Isaiah 41:10 So do not fear, for I am with you;
do not be dismayed, for I am your God.
I will strengthen you and help you;
I will uphold you with my righteous right hand.
Now that’s a magnificent promise! What’s more, the only condition I can find related to it is simply being part of the People of God. The last half of this verse is picked up in the old hymn, “How Firm a Foundation.” Many of the old hymns are Biblically based, though they don’t quote Scripture as directly as some modern worship songs. However others, of all ages, are no better than humanistic exhortations. It has been said, accurately enough, that you can tell the theology of a church by what they sing. Pastors who don’t pay attention to the lyrics of what is being sung in their churches are asking for trouble down the line. It would be nice if all believers memorized Scripture and spent their time “talking about them when you sit at home and when you walk along the road, when you lie down and when you get up,” as it says in Deuteronomy 11:19. We all know that isn’t common, but music has a way of sticking in our heads, and if the lyrics are Biblical, that can be a very good thing indeed. If we would live out even what we sing in church we would make good strides down the road to true discipleship. Music is a powerful, glorious gift from God, which is why the devil tries so hard to pollute it. We need to take it back by focusing on music that glorifies God and builds people up. I won’t get into the mess that is secular music. Some of it is innocuous, but much of it strongly encourages a very twisted world view, and that is dangerous indeed.

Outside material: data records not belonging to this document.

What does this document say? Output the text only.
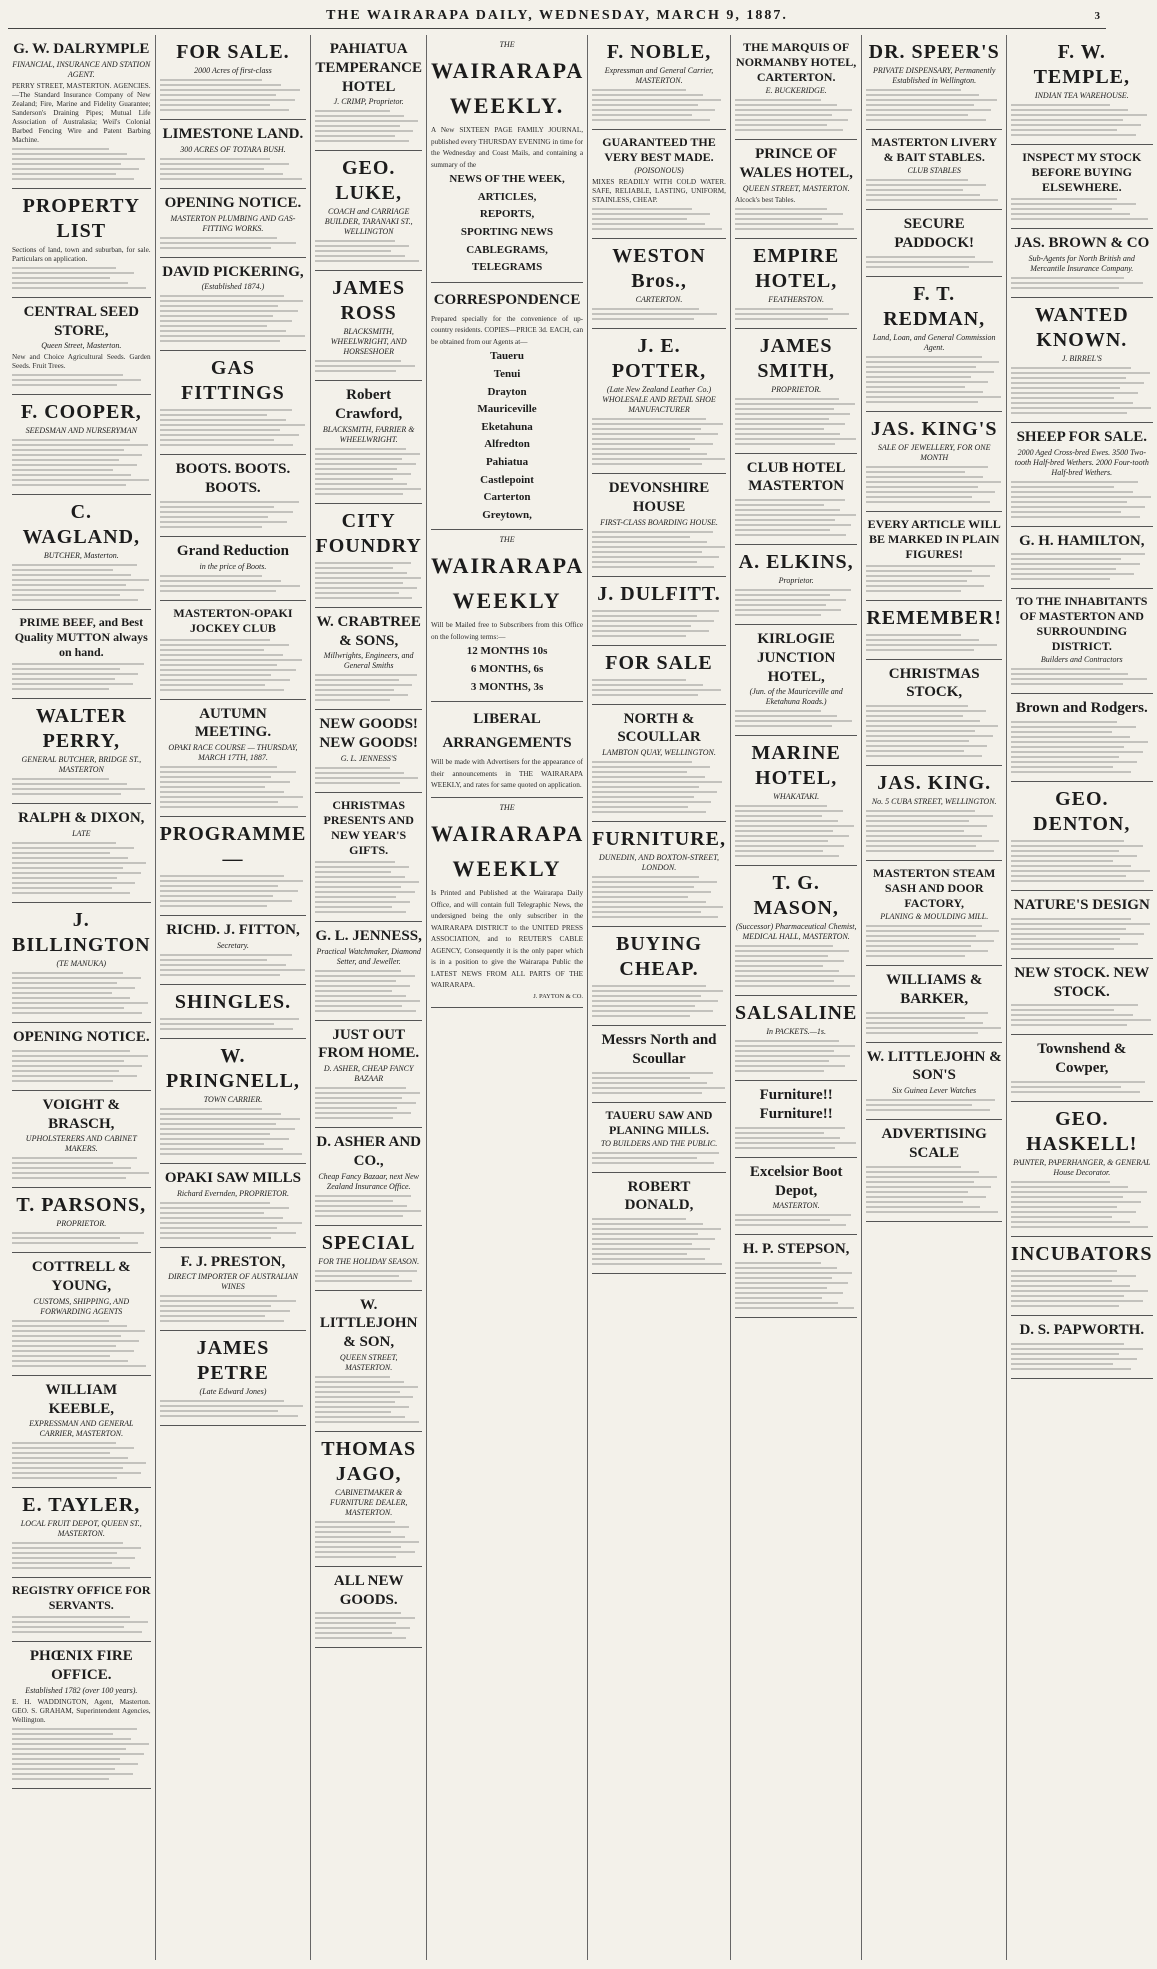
THE WAIRARAPA DAILY, WEDNESDAY, MARCH 9, 1887.	3
G. W. DALRYMPLE
FINANCIAL, INSURANCE AND STATION AGENT.
PERRY STREET, MASTERTON. AGENCIES.—The Standard Insurance Company of New Zealand; Fire, Marine and Fidelity Guarantee; Sanderson's Draining Pipes; Mutual Life Association of Australasia; Weil's Colonial Barbed Fencing Wire and Patent Barbing Machine.
PROPERTY LIST
Sections of land, town and suburban, for sale. Particulars on application.
CENTRAL SEED STORE,
Queen Street, Masterton.
New and Choice Agricultural Seeds. Garden Seeds. Fruit Trees.
F. COOPER,
SEEDSMAN AND NURSERYMAN
C. WAGLAND,
BUTCHER, Masterton.
PRIME BEEF, and Best Quality MUTTON always on hand.
WALTER PERRY,
GENERAL BUTCHER, BRIDGE ST., MASTERTON
RALPH & DIXON,
LATE
J. BILLINGTON
(TE MANUKA)
OPENING NOTICE.
VOIGHT & BRASCH,
UPHOLSTERERS AND CABINET MAKERS.
T. PARSONS,
PROPRIETOR.
COTTRELL & YOUNG,
CUSTOMS, SHIPPING, AND FORWARDING AGENTS
WILLIAM KEEBLE,
EXPRESSMAN AND GENERAL CARRIER, MASTERTON.
E. TAYLER,
LOCAL FRUIT DEPOT, QUEEN ST., MASTERTON.
REGISTRY OFFICE FOR SERVANTS.
PHŒNIX FIRE OFFICE.
Established 1782 (over 100 years).
E. H. WADDINGTON, Agent, Masterton. GEO. S. GRAHAM, Superintendent Agencies, Wellington.
FOR SALE.
2000 Acres of first-class
LIMESTONE LAND.
300 ACRES OF TOTARA BUSH.
OPENING NOTICE.
MASTERTON PLUMBING AND GAS-FITTING WORKS.
DAVID PICKERING,
(Established 1874.)
GAS FITTINGS
BOOTS. BOOTS. BOOTS.
Grand Reduction
in the price of Boots.
MASTERTON-OPAKI JOCKEY CLUB
AUTUMN MEETING.
OPAKI RACE COURSE — THURSDAY, MARCH 17TH, 1887.
PROGRAMME—
RICHD. J. FITTON,
Secretary.
SHINGLES.
W. PRINGNELL,
TOWN CARRIER.
OPAKI SAW MILLS
Richard Evernden, PROPRIETOR.
F. J. PRESTON,
DIRECT IMPORTER OF AUSTRALIAN WINES
JAMES PETRE
(Late Edward Jones)
PAHIATUA TEMPERANCE HOTEL
J. CRIMP, Proprietor.
GEO. LUKE,
COACH and CARRIAGE BUILDER, TARANAKI ST., WELLINGTON
JAMES ROSS
BLACKSMITH, WHEELWRIGHT, AND HORSESHOER
Robert Crawford,
BLACKSMITH, FARRIER & WHEELWRIGHT.
CITY FOUNDRY
W. CRABTREE & SONS,
Millwrights, Engineers, and General Smiths
NEW GOODS! NEW GOODS!
G. L. JENNESS'S
CHRISTMAS PRESENTS AND NEW YEAR'S GIFTS.
G. L. JENNESS,
Practical Watchmaker, Diamond Setter, and Jeweller.
JUST OUT FROM HOME.
D. ASHER, CHEAP FANCY BAZAAR
D. ASHER AND CO.,
Cheap Fancy Bazaar, next New Zealand Insurance Office.
SPECIAL
FOR THE HOLIDAY SEASON.
W. LITTLEJOHN & SON,
QUEEN STREET, MASTERTON.
THOMAS JAGO,
CABINETMAKER & FURNITURE DEALER, MASTERTON.
ALL NEW GOODS.
THE
WAIRARAPA WEEKLY.
A New SIXTEEN PAGE FAMILY JOURNAL, published every THURSDAY EVENING in time for the Wednesday and Coast Mails, and containing a summary of the
NEWS OF THE WEEK,
ARTICLES,
REPORTS,
SPORTING NEWS
CABLEGRAMS,
TELEGRAMS
CORRESPONDENCE
Prepared specially for the convenience of up-country residents. COPIES—PRICE 3d. EACH, can be obtained from our Agents at—
Taueru
Tenui
Drayton
Mauriceville
Eketahuna
Alfredton
Pahiatua
Castlepoint
Carterton
Greytown,
THE
WAIRARAPA WEEKLY
Will be Mailed free to Subscribers from this Office on the following terms:—
12 MONTHS 10s
6 MONTHS, 6s
3 MONTHS, 3s
LIBERAL ARRANGEMENTS
Will be made with Advertisers for the appearance of their announcements in THE WAIRARAPA WEEKLY, and rates for same quoted on application.
THE
WAIRARAPA WEEKLY
Is Printed and Published at the Wairarapa Daily Office, and will contain full Telegraphic News, the undersigned being the only subscriber in the WAIRARAPA DISTRICT to the UNITED PRESS ASSOCIATION, and to REUTER'S CABLE AGENCY, Consequently it is the only paper which is in a position to give the Wairarapa Public the LATEST NEWS FROM ALL PARTS OF THE WAIRARAPA.
J. PAYTON & CO.
F. NOBLE,
Expressman and General Carrier, MASTERTON.
GUARANTEED THE VERY BEST MADE.
(POISONOUS)
MIXES READILY WITH COLD WATER. SAFE, RELIABLE, LASTING, UNIFORM, STAINLESS, CHEAP.
WESTON Bros.,
CARTERTON.
J. E. POTTER,
(Late New Zealand Leather Co.) WHOLESALE AND RETAIL SHOE MANUFACTURER
DEVONSHIRE HOUSE
FIRST-CLASS BOARDING HOUSE.
J. DULFITT.
FOR SALE
NORTH & SCOULLAR
LAMBTON QUAY, WELLINGTON.
FURNITURE,
DUNEDIN, AND BOXTON-STREET, LONDON.
BUYING CHEAP.
Messrs North and Scoullar
TAUERU SAW AND PLANING MILLS.
TO BUILDERS AND THE PUBLIC.
ROBERT DONALD,
THE MARQUIS OF NORMANBY HOTEL, CARTERTON.
E. BUCKERIDGE.
PRINCE OF WALES HOTEL,
QUEEN STREET, MASTERTON.
Alcock's best Tables.
EMPIRE HOTEL,
FEATHERSTON.
JAMES SMITH,
PROPRIETOR.
CLUB HOTEL MASTERTON
A. ELKINS,
Proprietor.
KIRLOGIE JUNCTION HOTEL,
(Jun. of the Mauriceville and Eketahuna Roads.)
MARINE HOTEL,
WHAKATAKI.
T. G. MASON,
(Successor) Pharmaceutical Chemist, MEDICAL HALL, MASTERTON.
SALSALINE
In PACKETS.—1s.
Furniture!! Furniture!!
Excelsior Boot Depot,
MASTERTON.
H. P. STEPSON,
DR. SPEER'S
PRIVATE DISPENSARY, Permanently Established in Wellington.
MASTERTON LIVERY & BAIT STABLES.
CLUB STABLES
SECURE PADDOCK!
F. T. REDMAN,
Land, Loan, and General Commission Agent.
JAS. KING'S
SALE OF JEWELLERY, FOR ONE MONTH
EVERY ARTICLE WILL BE MARKED IN PLAIN FIGURES!
REMEMBER!
CHRISTMAS STOCK,
JAS. KING.
No. 5 CUBA STREET, WELLINGTON.
MASTERTON STEAM SASH AND DOOR FACTORY,
PLANING & MOULDING MILL.
WILLIAMS & BARKER,
W. LITTLEJOHN & SON'S
Six Guinea Lever Watches
ADVERTISING SCALE
F. W. TEMPLE,
INDIAN TEA WAREHOUSE.
INSPECT MY STOCK BEFORE BUYING ELSEWHERE.
JAS. BROWN & CO
Sub-Agents for North British and Mercantile Insurance Company.
WANTED KNOWN.
J. BIRREL'S
SHEEP FOR SALE.
2000 Aged Cross-bred Ewes. 3500 Two-tooth Half-bred Wethers. 2000 Four-tooth Half-bred Wethers.
G. H. HAMILTON,
TO THE INHABITANTS OF MASTERTON AND SURROUNDING DISTRICT.
Builders and Contractors
Brown and Rodgers.
GEO. DENTON,
NATURE'S DESIGN
NEW STOCK. NEW STOCK.
Townshend & Cowper,
GEO. HASKELL!
PAINTER, PAPERHANGER, & GENERAL House Decorator.
INCUBATORS
D. S. PAPWORTH.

I was blessed to grow up in a highly musical family. Our music certainly wasn’t limited to “church music,” but we delighted to gather around the piano and sing through the hymnal. I have enjoyed what at the time were called “worship choruses,” which has morphed into what today is called “contemporary Christian music.” I have heard, and sung, a fair amount of junk, as well as some real gems. I have come to the position that church music needs to be of a style the congregation can relate to, but that “comfort zones” need to be stretched as well. Sometimes setting good lyrics to a different tune can give people a fresh appreciation for what they are singing. Living and ministering in Japan, song translations are a real issue. Lyrics need to be contemporary enough to be fully understood, while being poetic enough to stick in the mind and heart. Sometimes going between languages can provide an opportunity to straighten that sort of thing out! I have been privileged to translate quite a few songs, from brief choruses to multi-verse hymns, because of our bilingual congregation. I wish my quality were a little more consistent, but every creative person produces some duds! I am to be faithful with what the Lord gives me, sharing it as He directs, so that the Body of Christ may be built up with true disciples, for His glory.
Father, thank You for music, and for all that it has been in my life. Thank You for the privilege of translating songs for You. Thank You for directing me to start blogs to share those translations. I pray that those translations would fulfill the purposes You have for them, building up Your children indeed, for Your glory. Thank You. Praise God!